The general tenor of management FY23 outlook statements so far has been that year-to-date operating performance has been in line with internal and market expectations (which aligns with our broad observations on consensus estimate revisions), with the rider that visibility is not necessarily good. There should be a clearer view when Q123 statements are published later in April and in May.
Hot topics…
There are some particular themes exercising media sector observers at the moment, which represent both opportunities and threats to participants. These include:
Artificial intelligence (AI). The adoption of AI is already significant but in limited applications. There is considerable excitement about the potential for AI and machine learning to help automate processes and identify inefficiencies, allowing greater resource to be focused on creativity. There is acknowledgment that ‘giving AI the keys’ could be a major risk for brand equity and the creative industries, and that there are needs for clearly defined limits. These boundaries will be increasingly tested, with the current debate over AI-generated music learning from copyright material and the place of such content on streaming platforms just one example.

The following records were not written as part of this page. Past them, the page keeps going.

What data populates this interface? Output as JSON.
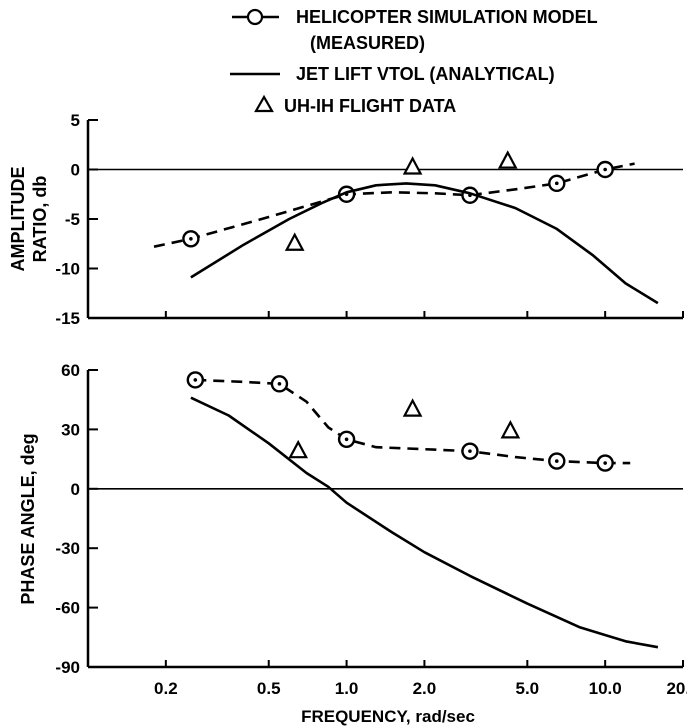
{
  "chart_data": [
    {
      "type": "line",
      "xscale": "log",
      "xlim": [
        0.1,
        20.0
      ],
      "ylim": [
        -15,
        5
      ],
      "ylabel": [
        "AMPLITUDE",
        "RATIO, db"
      ],
      "yticks": [
        5,
        0,
        -5,
        -10,
        -15
      ],
      "grid": false,
      "zero_line": true,
      "series": [
        {
          "name": "HELICOPTER SIMULATION MODEL (MEASURED)",
          "style": "dashed-circles",
          "x": [
            0.25,
            1.0,
            3.0,
            6.5,
            10.0
          ],
          "y": [
            -7.0,
            -2.5,
            -2.6,
            -1.4,
            0.0
          ],
          "curve_x": [
            0.18,
            0.25,
            0.5,
            1.0,
            1.5,
            2.2,
            3.0,
            4.5,
            6.5,
            10.0,
            13.0
          ],
          "curve_y": [
            -7.8,
            -7.0,
            -4.8,
            -2.5,
            -2.3,
            -2.4,
            -2.6,
            -2.0,
            -1.4,
            0.0,
            0.6
          ]
        },
        {
          "name": "JET LIFT VTOL (ANALYTICAL)",
          "style": "solid",
          "x": [
            0.25,
            0.4,
            0.6,
            0.8,
            1.0,
            1.3,
            1.7,
            2.2,
            3.0,
            4.5,
            6.5,
            9.0,
            12.0,
            16.0
          ],
          "y": [
            -10.9,
            -7.6,
            -5.0,
            -3.4,
            -2.3,
            -1.6,
            -1.4,
            -1.6,
            -2.4,
            -3.9,
            -6.0,
            -8.7,
            -11.5,
            -13.5
          ]
        },
        {
          "name": "UH-IH FLIGHT DATA",
          "style": "triangles",
          "x": [
            0.63,
            1.8,
            4.2
          ],
          "y": [
            -7.5,
            0.2,
            0.8
          ]
        }
      ]
    },
    {
      "type": "line",
      "xscale": "log",
      "xlim": [
        0.1,
        20.0
      ],
      "ylim": [
        -90,
        60
      ],
      "xlabel": "FREQUENCY, rad/sec",
      "ylabel": "PHASE ANGLE, deg",
      "yticks": [
        60,
        30,
        0,
        -30,
        -60,
        -90
      ],
      "xtick_values": [
        0.2,
        0.5,
        1.0,
        2.0,
        5.0,
        10.0,
        20.0
      ],
      "xtick_labels": [
        "0.2",
        "0.5",
        "1.0",
        "2.0",
        "5.0",
        "10.0",
        "20.0"
      ],
      "grid": false,
      "zero_line": true,
      "series": [
        {
          "name": "HELICOPTER SIMULATION MODEL (MEASURED)",
          "style": "dashed-circles",
          "x": [
            0.26,
            0.55,
            1.0,
            3.0,
            6.5,
            10.0
          ],
          "y": [
            55,
            53,
            25,
            19,
            14,
            13
          ],
          "curve_x": [
            0.26,
            0.4,
            0.55,
            0.7,
            0.85,
            1.0,
            1.3,
            2.0,
            3.0,
            4.5,
            6.5,
            10.0,
            12.5
          ],
          "curve_y": [
            55,
            54,
            53,
            44,
            31,
            25,
            21,
            20,
            19,
            16,
            14,
            13,
            13
          ]
        },
        {
          "name": "JET LIFT VTOL (ANALYTICAL)",
          "style": "solid",
          "x": [
            0.25,
            0.35,
            0.5,
            0.7,
            0.85,
            1.0,
            1.5,
            2.0,
            3.0,
            5.0,
            8.0,
            12.0,
            16.0
          ],
          "y": [
            46,
            37,
            23,
            8,
            1,
            -7,
            -22,
            -32,
            -44,
            -58,
            -70,
            -77,
            -80
          ]
        },
        {
          "name": "UH-IH FLIGHT DATA",
          "style": "triangles",
          "x": [
            0.65,
            1.8,
            4.3
          ],
          "y": [
            19,
            40,
            29
          ]
        }
      ]
    }
  ],
  "legend": [
    {
      "symbol": "circle-line",
      "label_lines": [
        "HELICOPTER SIMULATION MODEL",
        "(MEASURED)"
      ]
    },
    {
      "symbol": "solid-line",
      "label_lines": [
        "JET LIFT VTOL (ANALYTICAL)"
      ]
    },
    {
      "symbol": "triangle",
      "label_lines": [
        "UH-IH FLIGHT DATA"
      ]
    }
  ]
}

Retail media. Retail media has been a major revenue generator for Amazon for some time but is now gaining ground across the piste, facilitated by the shifting privacy environment. This is highlighting the value of the first-party data owned by retailers, which enables them to segment and access audiences for others – effectively realising the value of the ‘real estate’ on their consumer websites. Some commentators are suggesting that the value of this marketing channel will exceed the spend on TV by FY25.
…and cooling topics
Other topics are cooling because people have probably grown tired of talking about them, rather than them losing relevance.

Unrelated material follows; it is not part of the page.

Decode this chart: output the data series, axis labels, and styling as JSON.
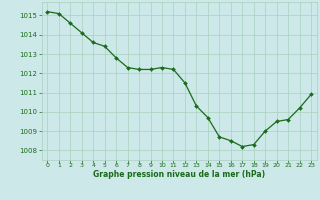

Digital transformation remains a major impetus, but the hype around it has mutated and the associated valuation premium has, to some extent, dissipated. The business need for external input around the repositioning of operational activities to cater for changed patterns of interaction remains pivotal. Improving understanding of the value of having an attractive and intuitive user experience should keep demand for advice and implementation assistance robust. After all, the risk of annoying or alienating potential customers is simply not worth taking when their alternatives are seconds and clicks away. Transformation projects of scale can be a mixed blessing, with the inherent risks in managing the cost base and deliverables. There are still attractive opportunities, though, in associated recurring revenues driving continuous improvement, as customers have come to expect.
Inflation has clearly not gone away but, as the year progresses, the comparators will inevitably start to ease. The underlying skills shortages, particularly in data science and engineering, are still there, but the particular squeezes in developed markets have been somewhat eased by some of the tech majors having reversed their earlier hiring sprees, with the net result of less overheated specialist labour markets.